La sonrisa de la Virgen

A las madres de familia, solía darles San Josemaría, este consejo: si tus hijos se portan mal, no dejes de sonreír, y cuando pasen unos días, cuando no estés enfadada, diles lo que debes decirles. Y añadía en 1974: la Madre de Dios, como posee todas las perfecciones, nos sonríe siempre.

Estas consideraciones no se quedan en algo sentimental, emotivo, sino que nos cambian, nos hace salir de nosotros mismos y ocuparnos de los demás. Así nos lo enseñaba San Josemaría:

Cuando somos de verdad hijos de María, comprendemos esa actitud del Señor -que se anonada para servirnos-, de modo que se agranda nuestro corazón y tenemos entrañas de misericordia. Nos duelen entonces los sufrimientos, las miserias, las equivocaciones, la soledad, la angustia, el dolor de los otros hombres nuestros hermanos. Y sentimos la urgencia de ayudarles en sus necesidades, y de hablarles de Dios para que sepan tratarle como hijos, y puedan conocer las delicadezas maternales de María.

Podemos reflejar con nuestro ejemplo, el rostro sonriente de Nuestra Madre. También cuando nos pesa el dolor o el cansancio. De Ella recibimos la capacidad de misericordia, de perdonarnos, de comprendernos, de sostenernos unos a otros, de sonreírnos. Todo lo que ahora te preocupa, cabe dentro de una sonrisa, esbozada por amor de Dios. Y pediremos un corazón que sea capaz de pasar por alto nuestros sufrimientos, y de interesarnos con cariño por las necesidades y preocupaciones de los demás.
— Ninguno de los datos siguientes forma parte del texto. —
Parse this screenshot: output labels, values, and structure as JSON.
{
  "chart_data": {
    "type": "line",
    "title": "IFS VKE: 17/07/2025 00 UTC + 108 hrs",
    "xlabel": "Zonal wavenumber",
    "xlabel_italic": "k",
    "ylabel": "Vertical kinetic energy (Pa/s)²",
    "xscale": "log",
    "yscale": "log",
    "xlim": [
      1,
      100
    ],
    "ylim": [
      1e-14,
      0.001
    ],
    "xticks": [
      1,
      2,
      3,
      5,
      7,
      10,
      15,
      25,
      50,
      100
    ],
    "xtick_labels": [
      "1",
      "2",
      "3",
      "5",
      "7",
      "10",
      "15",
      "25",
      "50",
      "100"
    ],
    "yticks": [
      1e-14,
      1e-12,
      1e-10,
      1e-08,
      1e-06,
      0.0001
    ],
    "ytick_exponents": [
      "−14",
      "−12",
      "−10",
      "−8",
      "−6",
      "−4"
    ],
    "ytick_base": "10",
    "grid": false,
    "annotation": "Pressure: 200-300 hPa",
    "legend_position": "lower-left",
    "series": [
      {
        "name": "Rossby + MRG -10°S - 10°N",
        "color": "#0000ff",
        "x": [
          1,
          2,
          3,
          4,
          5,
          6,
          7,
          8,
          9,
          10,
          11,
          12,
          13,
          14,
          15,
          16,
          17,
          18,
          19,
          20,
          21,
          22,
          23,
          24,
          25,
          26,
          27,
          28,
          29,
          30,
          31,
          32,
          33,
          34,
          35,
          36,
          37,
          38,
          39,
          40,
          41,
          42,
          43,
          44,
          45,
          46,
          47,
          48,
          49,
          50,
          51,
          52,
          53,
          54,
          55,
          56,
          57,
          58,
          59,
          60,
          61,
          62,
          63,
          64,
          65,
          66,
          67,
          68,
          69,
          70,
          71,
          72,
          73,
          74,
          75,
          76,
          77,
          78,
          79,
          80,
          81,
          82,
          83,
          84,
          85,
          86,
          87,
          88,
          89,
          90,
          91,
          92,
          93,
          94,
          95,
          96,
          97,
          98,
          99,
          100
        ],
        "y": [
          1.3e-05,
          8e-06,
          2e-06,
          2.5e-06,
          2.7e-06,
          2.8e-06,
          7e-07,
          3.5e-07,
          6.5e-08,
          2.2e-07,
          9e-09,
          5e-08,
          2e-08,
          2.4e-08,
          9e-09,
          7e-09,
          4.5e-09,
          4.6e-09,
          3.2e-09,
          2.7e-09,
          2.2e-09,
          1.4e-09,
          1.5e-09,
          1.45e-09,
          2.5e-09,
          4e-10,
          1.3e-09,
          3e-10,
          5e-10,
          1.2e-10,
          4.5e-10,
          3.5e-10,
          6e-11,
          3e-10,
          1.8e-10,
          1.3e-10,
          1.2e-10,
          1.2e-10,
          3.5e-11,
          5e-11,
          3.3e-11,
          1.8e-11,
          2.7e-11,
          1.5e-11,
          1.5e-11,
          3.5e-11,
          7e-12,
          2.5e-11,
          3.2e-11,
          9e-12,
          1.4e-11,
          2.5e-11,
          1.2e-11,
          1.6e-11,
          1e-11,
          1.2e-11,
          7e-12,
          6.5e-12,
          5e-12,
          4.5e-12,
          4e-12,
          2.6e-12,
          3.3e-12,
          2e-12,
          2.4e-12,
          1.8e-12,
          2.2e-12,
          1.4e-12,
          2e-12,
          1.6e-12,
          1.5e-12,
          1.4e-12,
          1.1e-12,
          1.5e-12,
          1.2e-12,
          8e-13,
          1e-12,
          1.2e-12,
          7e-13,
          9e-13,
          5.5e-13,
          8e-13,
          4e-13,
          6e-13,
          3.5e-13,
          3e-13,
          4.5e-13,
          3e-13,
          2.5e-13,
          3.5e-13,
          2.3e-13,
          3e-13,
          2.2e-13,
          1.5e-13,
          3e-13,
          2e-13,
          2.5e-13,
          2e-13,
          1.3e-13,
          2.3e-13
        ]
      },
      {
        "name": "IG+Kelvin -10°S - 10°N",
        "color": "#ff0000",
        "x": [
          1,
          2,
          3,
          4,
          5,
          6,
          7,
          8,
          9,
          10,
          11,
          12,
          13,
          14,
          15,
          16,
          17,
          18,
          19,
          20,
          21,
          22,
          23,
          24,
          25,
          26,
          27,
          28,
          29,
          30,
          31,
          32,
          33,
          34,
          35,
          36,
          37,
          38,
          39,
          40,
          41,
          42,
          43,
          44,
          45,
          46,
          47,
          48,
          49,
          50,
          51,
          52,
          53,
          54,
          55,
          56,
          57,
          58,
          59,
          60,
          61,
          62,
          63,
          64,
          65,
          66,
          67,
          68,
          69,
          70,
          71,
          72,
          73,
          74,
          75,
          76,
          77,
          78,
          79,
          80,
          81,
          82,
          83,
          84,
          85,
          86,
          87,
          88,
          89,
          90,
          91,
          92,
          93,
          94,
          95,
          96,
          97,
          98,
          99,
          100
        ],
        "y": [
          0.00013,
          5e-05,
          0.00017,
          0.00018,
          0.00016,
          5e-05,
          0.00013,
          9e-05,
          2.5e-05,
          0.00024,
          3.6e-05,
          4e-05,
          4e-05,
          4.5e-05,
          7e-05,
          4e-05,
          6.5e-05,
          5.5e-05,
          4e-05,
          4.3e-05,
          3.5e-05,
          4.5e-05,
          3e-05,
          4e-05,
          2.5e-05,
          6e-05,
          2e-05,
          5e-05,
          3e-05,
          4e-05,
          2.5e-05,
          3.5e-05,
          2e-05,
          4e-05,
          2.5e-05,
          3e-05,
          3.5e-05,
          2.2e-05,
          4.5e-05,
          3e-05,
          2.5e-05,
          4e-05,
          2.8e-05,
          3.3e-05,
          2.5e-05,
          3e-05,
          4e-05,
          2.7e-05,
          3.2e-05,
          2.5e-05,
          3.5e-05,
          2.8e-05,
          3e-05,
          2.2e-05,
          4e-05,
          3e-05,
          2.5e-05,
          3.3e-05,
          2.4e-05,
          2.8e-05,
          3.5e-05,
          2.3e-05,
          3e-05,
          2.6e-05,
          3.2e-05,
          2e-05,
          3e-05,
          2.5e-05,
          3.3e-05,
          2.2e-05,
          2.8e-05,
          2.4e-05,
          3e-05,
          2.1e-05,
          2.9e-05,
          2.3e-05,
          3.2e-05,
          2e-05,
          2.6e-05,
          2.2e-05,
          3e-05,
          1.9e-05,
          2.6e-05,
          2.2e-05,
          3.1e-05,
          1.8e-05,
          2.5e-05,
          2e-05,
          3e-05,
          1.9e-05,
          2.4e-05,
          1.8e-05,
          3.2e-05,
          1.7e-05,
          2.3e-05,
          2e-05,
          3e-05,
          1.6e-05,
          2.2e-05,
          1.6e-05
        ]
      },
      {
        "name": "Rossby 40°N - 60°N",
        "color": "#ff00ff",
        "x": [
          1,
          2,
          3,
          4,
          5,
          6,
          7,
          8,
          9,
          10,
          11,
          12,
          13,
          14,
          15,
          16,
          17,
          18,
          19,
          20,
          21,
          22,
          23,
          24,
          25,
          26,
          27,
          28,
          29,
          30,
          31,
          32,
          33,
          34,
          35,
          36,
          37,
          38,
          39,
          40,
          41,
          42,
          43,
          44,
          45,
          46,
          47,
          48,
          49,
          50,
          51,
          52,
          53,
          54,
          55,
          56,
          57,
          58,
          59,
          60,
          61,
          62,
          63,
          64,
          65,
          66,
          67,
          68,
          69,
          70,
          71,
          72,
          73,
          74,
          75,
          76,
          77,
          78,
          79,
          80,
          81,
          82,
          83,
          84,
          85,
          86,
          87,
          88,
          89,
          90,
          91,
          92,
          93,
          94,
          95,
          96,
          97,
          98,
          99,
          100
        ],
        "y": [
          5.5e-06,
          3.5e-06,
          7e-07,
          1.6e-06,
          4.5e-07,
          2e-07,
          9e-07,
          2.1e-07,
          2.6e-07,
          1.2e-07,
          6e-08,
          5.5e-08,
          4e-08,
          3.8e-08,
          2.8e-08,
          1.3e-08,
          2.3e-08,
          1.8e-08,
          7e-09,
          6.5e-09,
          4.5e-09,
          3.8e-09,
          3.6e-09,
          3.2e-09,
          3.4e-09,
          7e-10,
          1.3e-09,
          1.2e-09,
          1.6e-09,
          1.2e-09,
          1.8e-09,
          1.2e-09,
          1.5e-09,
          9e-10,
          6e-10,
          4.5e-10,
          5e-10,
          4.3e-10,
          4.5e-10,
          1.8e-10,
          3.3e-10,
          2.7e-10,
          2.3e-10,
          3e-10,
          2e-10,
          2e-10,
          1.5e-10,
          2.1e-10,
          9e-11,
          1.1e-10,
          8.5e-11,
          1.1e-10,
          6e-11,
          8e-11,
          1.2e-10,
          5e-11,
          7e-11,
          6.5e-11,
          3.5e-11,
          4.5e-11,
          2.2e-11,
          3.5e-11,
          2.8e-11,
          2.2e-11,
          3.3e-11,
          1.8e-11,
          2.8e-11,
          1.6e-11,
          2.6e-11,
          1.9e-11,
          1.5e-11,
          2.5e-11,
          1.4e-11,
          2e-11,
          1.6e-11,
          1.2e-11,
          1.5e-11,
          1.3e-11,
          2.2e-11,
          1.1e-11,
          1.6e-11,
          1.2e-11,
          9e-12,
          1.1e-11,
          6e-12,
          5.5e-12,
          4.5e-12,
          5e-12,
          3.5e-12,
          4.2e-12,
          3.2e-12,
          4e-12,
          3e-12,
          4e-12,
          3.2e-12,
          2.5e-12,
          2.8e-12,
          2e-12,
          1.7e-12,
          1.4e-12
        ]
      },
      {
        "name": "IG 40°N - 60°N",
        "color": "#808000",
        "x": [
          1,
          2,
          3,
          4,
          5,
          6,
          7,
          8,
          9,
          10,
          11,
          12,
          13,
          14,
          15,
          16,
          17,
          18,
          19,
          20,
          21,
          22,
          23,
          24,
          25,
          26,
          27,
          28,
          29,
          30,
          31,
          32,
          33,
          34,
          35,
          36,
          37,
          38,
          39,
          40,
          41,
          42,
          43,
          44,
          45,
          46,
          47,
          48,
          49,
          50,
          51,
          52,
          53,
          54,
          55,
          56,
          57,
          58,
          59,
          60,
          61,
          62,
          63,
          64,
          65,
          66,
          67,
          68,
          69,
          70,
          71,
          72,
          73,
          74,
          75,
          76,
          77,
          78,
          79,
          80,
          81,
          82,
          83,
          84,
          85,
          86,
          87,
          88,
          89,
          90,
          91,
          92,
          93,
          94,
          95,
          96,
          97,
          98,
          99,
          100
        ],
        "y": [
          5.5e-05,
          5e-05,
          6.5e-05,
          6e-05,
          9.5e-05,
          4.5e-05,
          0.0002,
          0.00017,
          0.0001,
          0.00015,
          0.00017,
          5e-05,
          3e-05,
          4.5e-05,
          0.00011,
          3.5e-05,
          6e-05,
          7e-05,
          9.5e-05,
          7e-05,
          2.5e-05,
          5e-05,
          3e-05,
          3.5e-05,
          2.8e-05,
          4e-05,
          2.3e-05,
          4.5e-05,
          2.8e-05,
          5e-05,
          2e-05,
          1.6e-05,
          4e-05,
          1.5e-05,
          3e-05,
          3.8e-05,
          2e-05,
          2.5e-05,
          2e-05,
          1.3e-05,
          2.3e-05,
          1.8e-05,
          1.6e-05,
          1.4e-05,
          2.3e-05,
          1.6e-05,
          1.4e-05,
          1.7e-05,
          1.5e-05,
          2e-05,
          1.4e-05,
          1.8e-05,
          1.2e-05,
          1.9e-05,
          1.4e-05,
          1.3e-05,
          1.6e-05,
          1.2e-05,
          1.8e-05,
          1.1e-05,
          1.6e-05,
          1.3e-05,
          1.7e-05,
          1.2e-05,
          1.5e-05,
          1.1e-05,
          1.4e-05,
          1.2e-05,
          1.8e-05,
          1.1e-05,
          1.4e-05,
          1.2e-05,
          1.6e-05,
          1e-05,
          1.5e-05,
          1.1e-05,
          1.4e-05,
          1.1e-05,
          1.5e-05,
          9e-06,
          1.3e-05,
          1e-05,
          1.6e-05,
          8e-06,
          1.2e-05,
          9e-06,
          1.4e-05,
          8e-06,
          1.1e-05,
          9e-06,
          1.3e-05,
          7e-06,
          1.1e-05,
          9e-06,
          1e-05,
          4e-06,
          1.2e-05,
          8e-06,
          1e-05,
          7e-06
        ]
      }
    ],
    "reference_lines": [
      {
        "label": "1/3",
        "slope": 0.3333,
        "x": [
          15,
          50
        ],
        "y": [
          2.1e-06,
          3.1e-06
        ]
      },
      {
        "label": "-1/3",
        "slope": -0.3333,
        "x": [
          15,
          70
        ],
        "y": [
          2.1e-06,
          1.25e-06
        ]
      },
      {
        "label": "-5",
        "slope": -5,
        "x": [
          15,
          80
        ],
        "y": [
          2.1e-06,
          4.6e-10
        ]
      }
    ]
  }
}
Y al desgranar las cuentas de nuestro Rosario encomendaremos a Nuestra Señora a todas las personas que sufren, en el alma o en el cuerpo: a los enfermos, a los que se sienten solos o abandonados, a los que se hallan afectados por la epidemia, han perdido seres queridos, han perdido el trabajo, a los que padecen persecución y violencias de todo tipo… Nadie debe quedar fuera de nuestra oración. Y rezaremos especialmente por la Persona y las intenciones del Papa, como nos pide frecuentemente.

No queremos vivir sin esa sonrisa. Nuestros errores -por grandes que puedan llegar a ser- no son capaces de borrarla. Si nos levantamos de nuevo, podemos buscar con la mirada sus ojos, y nos volveremos a contagiar de su alegría. Mirad: para nuestra Madre Santa María, jamás dejamos de ser pequeños, porque Ella nos abre el camino hacia el Reino de los Cielos, que será dado a los que se hacen niños (Cfr. Mt XIX, 14). De Nuestra Señora no debemos apartarnos nunca. Y Ella siempre permanece cercana, para mostrarnos su rostro sonriente.

Levantaremos la mirada a esa Estrella que es María, para que con su luz nos oriente y nos guíe hasta la orilla firme del alba, hasta la tierra segura de la patria definitiva.

Que nuestra alma sedienta acuda a esta fuente, y que nuestra miseria recurra a este tesoro de compasión. Virgen bendita, que tu bondad haga conocer en adelante al mundo, la gracia que tú has hallado junto a Dios: consigue con tus oraciones el perdón de los culpables, la salud de los enfermos, el consuelo de los afligidos, ayuda y libertad para los que están en peligro.

La Virgen María nos trae la gracia, que es Jesús. Trayendo a Jesús, la Virgen nos trae también a nosotros una alegría nueva, plena de significado, nos trae una nueva capacidad de atravesar con fe los momentos más dolorosos y difíciles.

La Virgen es nuestra Madre. Una verdad que he tratado de hacer mía -nos confiará San Josemaría-, que he predicado de continuo y que todo católico ha oído y repetido mil veces, hasta colocarla muy en lo íntimo del corazón, y asimilarla de una manera personal y vivida. Cada cristiano puede, echando la vista hacia atrás, reconstruir la historia de sus relaciones con la Madre del Cielo. Una historia en la que hay fechas, personas y lugares concretos, favores que reconocemos como venidos de Nuestra Señora, y encuentros cargados de un especial sabor. Nos damos cuenta de que el amor que Dios nos manifiesta a través de María, tiene toda la hondura de lo divino y, a la vez, la familiaridad y el calor propios de lo humano. Con María, contando con su sonrisa, gozaremos ya ahora del gaudium cum pace, preludio del que poseeremos en el Cielo. (Eduardo Peláez. Almudi).